Arjun membawa Gia kedalam pelukannya. "Kamu kalau Papi bilangin kenapa selalu jawab sih. Mentang-mentang udah dewasa bisa jawab Papi seenaknya."
"Makanya Papi jangan belain anak pungut itu terus dong. Jadi Gia gak akan jawab terus," sahut Gia dengan manja membalas pelukan papinya.
***
Bastian memberitahu kepada teman-temannya tentang kejadian yang tadi terjadi di ruang meeting. Pria itu bercerita dengan semangat tentang dia yang tidak setuju dengan Gia yang akan menjadi pemimpin proyek.

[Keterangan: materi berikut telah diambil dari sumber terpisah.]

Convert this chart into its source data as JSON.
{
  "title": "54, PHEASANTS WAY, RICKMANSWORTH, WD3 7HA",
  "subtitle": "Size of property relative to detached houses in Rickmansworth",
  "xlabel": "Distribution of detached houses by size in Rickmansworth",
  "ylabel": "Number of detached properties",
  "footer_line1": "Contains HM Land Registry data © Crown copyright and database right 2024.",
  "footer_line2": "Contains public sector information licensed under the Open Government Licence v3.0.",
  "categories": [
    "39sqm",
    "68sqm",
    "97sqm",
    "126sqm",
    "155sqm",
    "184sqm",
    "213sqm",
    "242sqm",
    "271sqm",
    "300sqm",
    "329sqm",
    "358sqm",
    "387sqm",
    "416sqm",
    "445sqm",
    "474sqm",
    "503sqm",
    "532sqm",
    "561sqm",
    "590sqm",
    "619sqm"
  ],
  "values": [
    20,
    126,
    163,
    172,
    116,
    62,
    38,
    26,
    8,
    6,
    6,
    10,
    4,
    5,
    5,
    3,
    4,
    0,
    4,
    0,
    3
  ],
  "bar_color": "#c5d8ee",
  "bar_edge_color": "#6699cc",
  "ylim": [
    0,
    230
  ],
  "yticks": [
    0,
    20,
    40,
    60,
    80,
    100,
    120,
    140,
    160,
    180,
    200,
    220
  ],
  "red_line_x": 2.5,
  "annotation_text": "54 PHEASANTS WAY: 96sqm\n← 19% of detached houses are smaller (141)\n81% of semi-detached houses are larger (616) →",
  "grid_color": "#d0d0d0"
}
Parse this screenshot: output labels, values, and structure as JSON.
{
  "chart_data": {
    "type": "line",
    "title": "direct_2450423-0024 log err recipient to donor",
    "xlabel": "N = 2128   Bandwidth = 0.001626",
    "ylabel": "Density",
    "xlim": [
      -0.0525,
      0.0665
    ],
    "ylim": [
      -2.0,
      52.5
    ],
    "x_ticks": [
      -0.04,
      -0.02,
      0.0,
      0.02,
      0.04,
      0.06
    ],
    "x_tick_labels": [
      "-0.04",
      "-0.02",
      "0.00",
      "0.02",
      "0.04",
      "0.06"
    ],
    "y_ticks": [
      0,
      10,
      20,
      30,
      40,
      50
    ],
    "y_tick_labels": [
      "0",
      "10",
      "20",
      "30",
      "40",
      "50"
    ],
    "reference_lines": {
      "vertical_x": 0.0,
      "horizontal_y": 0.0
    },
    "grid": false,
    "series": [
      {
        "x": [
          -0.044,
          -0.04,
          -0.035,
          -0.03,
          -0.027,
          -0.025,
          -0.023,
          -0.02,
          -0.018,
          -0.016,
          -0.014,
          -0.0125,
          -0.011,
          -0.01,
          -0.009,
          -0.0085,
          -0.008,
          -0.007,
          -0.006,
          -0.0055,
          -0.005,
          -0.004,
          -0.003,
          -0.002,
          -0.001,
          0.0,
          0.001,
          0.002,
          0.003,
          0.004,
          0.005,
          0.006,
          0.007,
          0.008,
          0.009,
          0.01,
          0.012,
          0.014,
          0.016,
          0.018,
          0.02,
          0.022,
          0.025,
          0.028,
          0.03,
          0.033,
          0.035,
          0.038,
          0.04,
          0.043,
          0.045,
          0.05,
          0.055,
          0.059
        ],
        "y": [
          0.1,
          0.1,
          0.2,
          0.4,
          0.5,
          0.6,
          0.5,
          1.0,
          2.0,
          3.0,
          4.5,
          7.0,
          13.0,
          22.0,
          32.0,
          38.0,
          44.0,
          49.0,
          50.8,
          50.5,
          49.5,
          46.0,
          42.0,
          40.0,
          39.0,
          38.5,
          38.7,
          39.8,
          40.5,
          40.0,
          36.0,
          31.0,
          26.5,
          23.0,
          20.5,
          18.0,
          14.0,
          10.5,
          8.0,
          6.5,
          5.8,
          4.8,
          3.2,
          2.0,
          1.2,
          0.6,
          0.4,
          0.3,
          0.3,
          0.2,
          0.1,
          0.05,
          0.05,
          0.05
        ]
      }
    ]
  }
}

"Kenapa bisa gitu? Kenapa bukan pak ganteng aja yang jadi pemimpin proyek ini. Padahal ini kali pertama beliau jadi pemimpin setelah beliau vakum," ucap Bela menatap teman-temannya bergantian.
"Iya, ngapain sih nona Gia kaya gitu. Dia tu bikin perusahaan serasa rumah setan, bawaannya kalau ada dia tu auranya beda. Kaya ada jahat-jahatnya."
"Siapa yang ada jahat-jahatnya?" tanya Gia sinis menatap ketiganya.
Ketiga orang itu terdiam. Ketiganya mengutuk Gia karena gadis itu datang di saat tidak tepat. Gia seperti makhluk halus yang tiba-tiba muncul pikir mereka.
"Jahat? Jahat apa ya Nona? emang tadi kita bilang jahat-jahatan yaa.." tanya Bastian tersenyum kaku memberi isyarat kepada Bella dan Adelia untuk membantunya.
"Emm.. Itu tadi kita nonton film, perempuannya jahat banget karena perempuannya menolak pria yang suka sama dia," Sahut Bella terkekeh mengusap tangan Adelia bermaksud untuk melanjutkan kebohongannya.
"I.. Iya Nona, seperti itu. Filmnya seru banget loh, kita—"
Gia mendengus. "Terserah, saya gak suka film yang kalian ceritakan, saya tidak tertarik!" ucapnya kemudian gadis itu pergi meninggalkan ketiganya yang menghembuskan nafasnya dengan lega.
"Anjir banget, bener-bener kaya demit, tiba-tiba muncul tu orang!"
"Lagian siapa yang nonton film kaya gitu."
"Husst.. Udah ayok nanti kita bisa kena omel lagi."